The result, Dickinson later mused, was something that "sounded completely new – people had never heard anything quite like it before." The Number of the Beast not only became their first-ever No. 1 album on the U.K. charts, where it remained in the Top 75 for more than 30 weeks, it finally broke Iron Maiden in the U.S. – becoming their first Top 40 record.

"It was a scary time period," Harris told UCR, "because we’d just changed singers and, at the time, it was a very traumatic period for us – worrying about how people would take to the new singer. But take to him they did, in a big way, so we didn’t need to be worried! [Laughs.] But before the album came out, it was very worrying. We knew we had a really strong album and we knew we had a really great singer in Bruce, but you just never know how people are going to react."

Iron Maiden still struggled to earn airplay, in particular outside the U.K. Still, even without a hit single, The Number of the Beast began a string of five consecutive million-selling albums in the U.S. Credit Iron Maiden's tireless touring schedule.
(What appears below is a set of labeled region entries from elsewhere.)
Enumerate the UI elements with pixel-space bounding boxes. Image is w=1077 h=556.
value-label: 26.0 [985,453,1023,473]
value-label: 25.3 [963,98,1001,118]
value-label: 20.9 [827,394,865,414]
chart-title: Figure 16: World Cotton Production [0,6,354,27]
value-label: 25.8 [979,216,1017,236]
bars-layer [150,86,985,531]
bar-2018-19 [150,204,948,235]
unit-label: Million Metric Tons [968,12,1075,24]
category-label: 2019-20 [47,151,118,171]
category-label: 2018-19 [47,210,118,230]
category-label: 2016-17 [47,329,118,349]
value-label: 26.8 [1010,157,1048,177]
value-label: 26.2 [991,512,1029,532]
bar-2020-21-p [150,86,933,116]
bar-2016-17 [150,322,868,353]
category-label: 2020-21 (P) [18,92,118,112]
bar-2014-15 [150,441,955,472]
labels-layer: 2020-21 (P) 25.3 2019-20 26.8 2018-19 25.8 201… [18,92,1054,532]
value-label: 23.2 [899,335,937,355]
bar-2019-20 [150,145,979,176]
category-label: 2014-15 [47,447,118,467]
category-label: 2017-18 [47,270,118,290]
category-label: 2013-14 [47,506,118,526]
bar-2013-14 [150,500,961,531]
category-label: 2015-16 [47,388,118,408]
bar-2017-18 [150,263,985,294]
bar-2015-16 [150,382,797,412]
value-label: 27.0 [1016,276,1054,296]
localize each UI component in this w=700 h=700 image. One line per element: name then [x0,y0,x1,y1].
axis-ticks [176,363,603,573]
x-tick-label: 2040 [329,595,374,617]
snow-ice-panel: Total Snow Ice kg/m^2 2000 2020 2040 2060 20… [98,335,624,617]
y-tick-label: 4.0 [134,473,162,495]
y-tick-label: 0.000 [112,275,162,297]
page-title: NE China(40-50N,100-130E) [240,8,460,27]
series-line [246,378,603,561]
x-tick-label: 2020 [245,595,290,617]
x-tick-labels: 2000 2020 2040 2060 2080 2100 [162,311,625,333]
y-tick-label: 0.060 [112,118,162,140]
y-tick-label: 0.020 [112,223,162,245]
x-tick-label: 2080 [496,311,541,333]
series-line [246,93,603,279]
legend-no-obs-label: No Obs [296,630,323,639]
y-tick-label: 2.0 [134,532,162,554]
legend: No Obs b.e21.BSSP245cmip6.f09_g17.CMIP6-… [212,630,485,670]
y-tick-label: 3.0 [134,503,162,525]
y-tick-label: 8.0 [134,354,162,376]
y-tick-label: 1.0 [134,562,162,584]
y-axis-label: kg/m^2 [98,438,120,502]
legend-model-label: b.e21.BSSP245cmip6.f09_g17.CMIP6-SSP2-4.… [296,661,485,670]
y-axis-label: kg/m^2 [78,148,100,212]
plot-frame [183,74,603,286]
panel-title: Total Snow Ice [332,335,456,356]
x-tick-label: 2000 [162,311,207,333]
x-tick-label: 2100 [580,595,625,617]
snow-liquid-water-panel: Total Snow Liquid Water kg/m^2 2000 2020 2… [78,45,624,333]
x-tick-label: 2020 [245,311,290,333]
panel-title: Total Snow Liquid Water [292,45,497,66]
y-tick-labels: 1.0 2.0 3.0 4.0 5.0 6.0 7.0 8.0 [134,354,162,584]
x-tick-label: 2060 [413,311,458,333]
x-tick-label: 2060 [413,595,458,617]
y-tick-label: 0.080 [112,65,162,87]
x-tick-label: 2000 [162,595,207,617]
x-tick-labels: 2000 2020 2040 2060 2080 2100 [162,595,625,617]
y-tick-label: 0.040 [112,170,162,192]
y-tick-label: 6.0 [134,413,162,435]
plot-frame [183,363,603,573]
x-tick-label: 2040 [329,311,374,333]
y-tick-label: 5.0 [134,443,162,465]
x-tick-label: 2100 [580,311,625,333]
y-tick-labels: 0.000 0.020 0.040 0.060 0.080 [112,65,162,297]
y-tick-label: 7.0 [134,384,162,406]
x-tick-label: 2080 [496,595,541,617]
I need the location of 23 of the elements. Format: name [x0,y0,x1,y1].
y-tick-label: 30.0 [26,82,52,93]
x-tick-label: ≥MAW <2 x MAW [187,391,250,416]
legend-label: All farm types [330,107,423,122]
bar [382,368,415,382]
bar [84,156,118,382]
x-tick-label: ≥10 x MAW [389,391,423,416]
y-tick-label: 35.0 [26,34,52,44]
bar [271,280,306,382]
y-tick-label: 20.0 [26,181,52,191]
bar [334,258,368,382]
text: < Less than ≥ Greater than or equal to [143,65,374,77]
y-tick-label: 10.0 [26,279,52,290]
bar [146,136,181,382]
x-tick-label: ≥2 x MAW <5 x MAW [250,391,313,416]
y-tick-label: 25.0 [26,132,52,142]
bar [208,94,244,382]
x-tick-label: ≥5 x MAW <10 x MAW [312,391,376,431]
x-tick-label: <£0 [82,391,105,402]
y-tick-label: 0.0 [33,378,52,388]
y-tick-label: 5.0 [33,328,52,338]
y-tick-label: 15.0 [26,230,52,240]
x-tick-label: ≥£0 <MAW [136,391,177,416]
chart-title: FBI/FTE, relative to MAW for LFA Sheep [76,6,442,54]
Lamenting that "there were very few radio stations that were playing the band," Murray told Classic Albums that "basically we had to go out there on tour and, hence, we go everywhere – East Coast, West Coast and everywhere in between."

The Beast on the Road tour became the second-longest of Iron Maiden's career, spanning 180 shows across the globe over a similarly compact 10 months. They emerged not just with their biggest hit yet, but also with a diamond-hard approach to their future.

The Number of the Beast "dictated the way we’ve recorded everything since," Harris told UCR. "We thought, 'Well, that’s the way we work well – under pressure, obviously,' so that’s what we’ve done ever since. We’ve just allowed ourselves a specific time of period to write and that’s what we do. So, we don’t ever write on the road. We just write right there [in the moment] – and it’s worked well for us ever since."